Open PettitWesley opened 1 year ago
As noted here, there are potentially two bugs/needed enhancements, and the second is to support non-UTC timestamp for S3: https://github.com/aws/aws-for-fluent-bit/issues/432#issuecomment-1309413465
@PettitWesley I assume this is still a known issue and being worked on and/or tracked? We just saw this on a cluster which has a massive amount of pods (41). The folder we wrote to within S3 had the correct date but the timestamp of the gzip file itself was from yesterday: contents within however are from today.
Would it make sense to update the "last modified date" of the gzip file just prior to uploading?
https://github.com/aws/aws-for-fluent-bit/releases/tag/v2.31.3 @cdancy 2.31.3 has that feature, but then we removed it because a recent change in S3 (possibly that one or possibly another) added instability, so we reverted all recent S3 changes.

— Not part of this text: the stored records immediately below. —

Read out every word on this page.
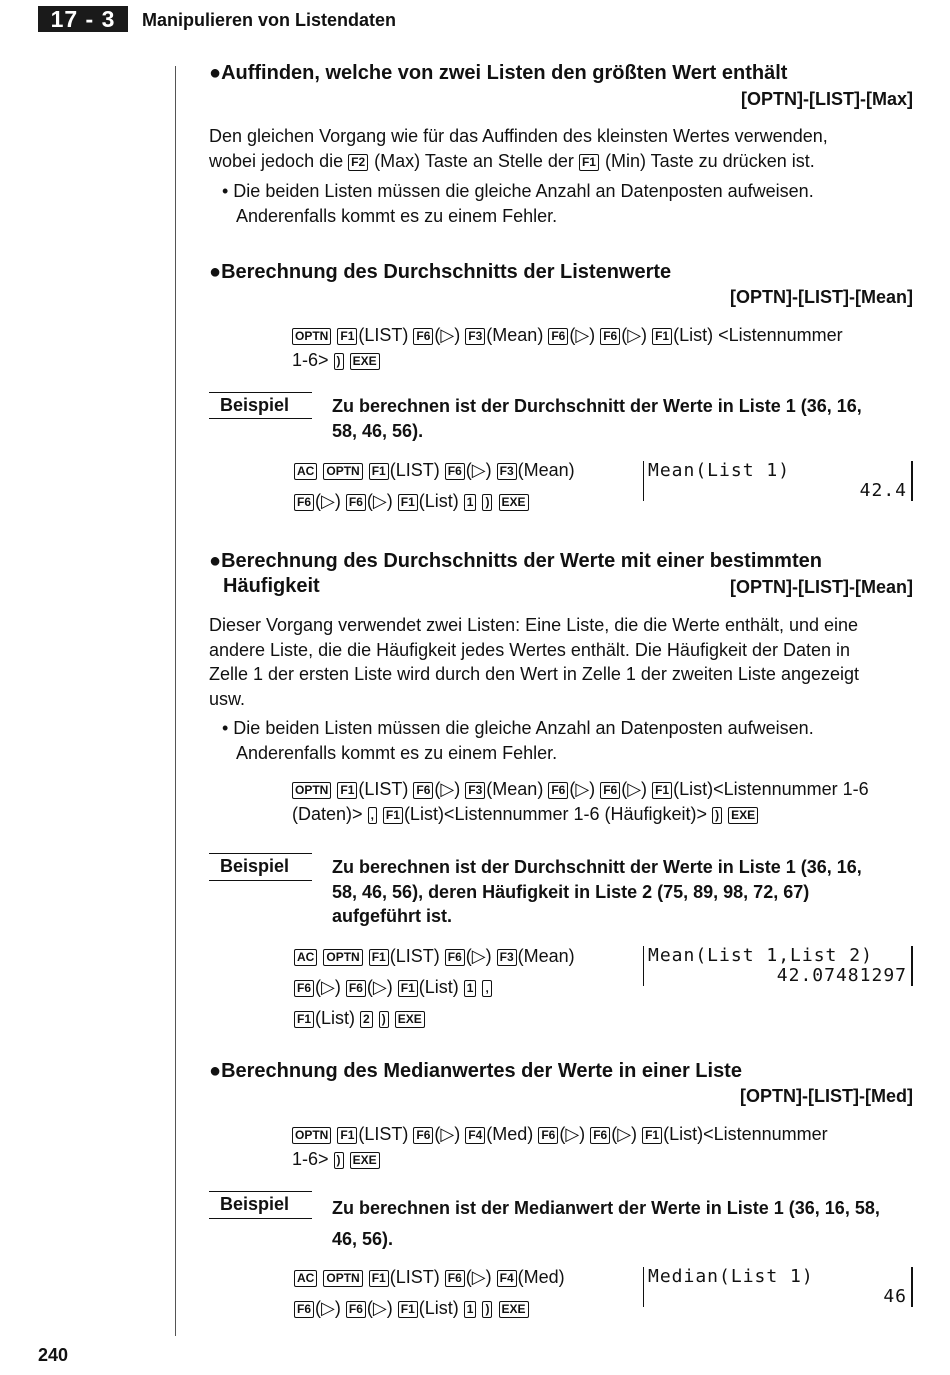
17 - 3	Manipulieren von Listendaten
●Auffinden, welche von zwei Listen den größten Wert enthält
[OPTN]-[LIST]-[Max]
Den gleichen Vorgang wie für das Auffinden des kleinsten Wertes verwenden,
wobei jedoch die F2 (Max) Taste an Stelle der F1 (Min) Taste zu drücken ist.
• Die beiden Listen müssen die gleiche Anzahl an Datenposten aufweisen.
Anderenfalls kommt es zu einem Fehler.
●Berechnung des Durchschnitts der Listenwerte
[OPTN]-[LIST]-[Mean]
OPTN F1 (LIST) F6 (▷) F3 (Mean) F6 (▷) F6 (▷) F1 (List) <Listennummer
1-6> ) EXE
Beispiel Zu berechnen ist der Durchschnitt der Werte in Liste 1 (36, 16,
58, 46, 56).
AC OPTN F1 (LIST) F6 (▷) F3 (Mean)
F6 (▷) F6 (▷) F1 (List) 1 ) EXE
Mean(List 1)
42.4
●Berechnung des Durchschnitts der Werte mit einer bestimmten
Häufigkeit	[OPTN]-[LIST]-[Mean]
Dieser Vorgang verwendet zwei Listen: Eine Liste, die die Werte enthält, und eine
andere Liste, die die Häufigkeit jedes Wertes enthält. Die Häufigkeit der Daten in
Zelle 1 der ersten Liste wird durch den Wert in Zelle 1 der zweiten Liste angezeigt
usw.
• Die beiden Listen müssen die gleiche Anzahl an Datenposten aufweisen.
Anderenfalls kommt es zu einem Fehler.
OPTN F1 (LIST) F6 (▷) F3 (Mean) F6 (▷) F6 (▷) F1 (List)<Listennummer 1-6
(Daten)> , F1 (List)<Listennummer 1-6 (Häufigkeit)> ) EXE
Beispiel Zu berechnen ist der Durchschnitt der Werte in Liste 1 (36, 16,
58, 46, 56), deren Häufigkeit in Liste 2 (75, 89, 98, 72, 67)
aufgeführt ist.
AC OPTN F1 (LIST) F6 (▷) F3 (Mean)
F6 (▷) F6 (▷) F1 (List) 1 ,
F1 (List) 2 ) EXE
Mean(List 1,List 2)
42.07481297
●Berechnung des Medianwertes der Werte in einer Liste
[OPTN]-[LIST]-[Med]
OPTN F1 (LIST) F6 (▷) F4 (Med) F6 (▷) F6 (▷) F1 (List)<Listennummer
1-6> ) EXE
Beispiel Zu berechnen ist der Medianwert der Werte in Liste 1 (36, 16, 58,
46, 56).
AC OPTN F1 (LIST) F6 (▷) F4 (Med)
F6 (▷) F6 (▷) F1 (List) 1 ) EXE
Median(List 1)
46
240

All of the S3 fixes will come back soonish, once I complete the S3 stability refactor (code complete and tested but one pending core change to enable it) : https://github.com/PettitWesley/fluent-bit/pull/24
@PettitWesley that's for getting back. We'll keep following for now. Not a show-stopper but something we noticed trying to debug logs that left us scratching our heads wondering if we were sane or not :)
I'm not sure that the bug fix for https://github.com/aws/aws-for-fluent-bit/issues/459#issuecomment-1622111965 above will resolve the issue
We are using fluentbit to write logs to s3 and then using Athena partitioning to query the logs
eg
A file written to s3 with path year=2023/month=10/day=04/hour=03/somefile.gz
SELECT * FROM servicelogs WHERE year = 2023 and month = 10 and day = 4 and hour = 3;
If the file receives its s3 prefix from the time of the first log, this log could contain records from hour 4.
Ideally fluentbit would cutover to a new file at the partition change.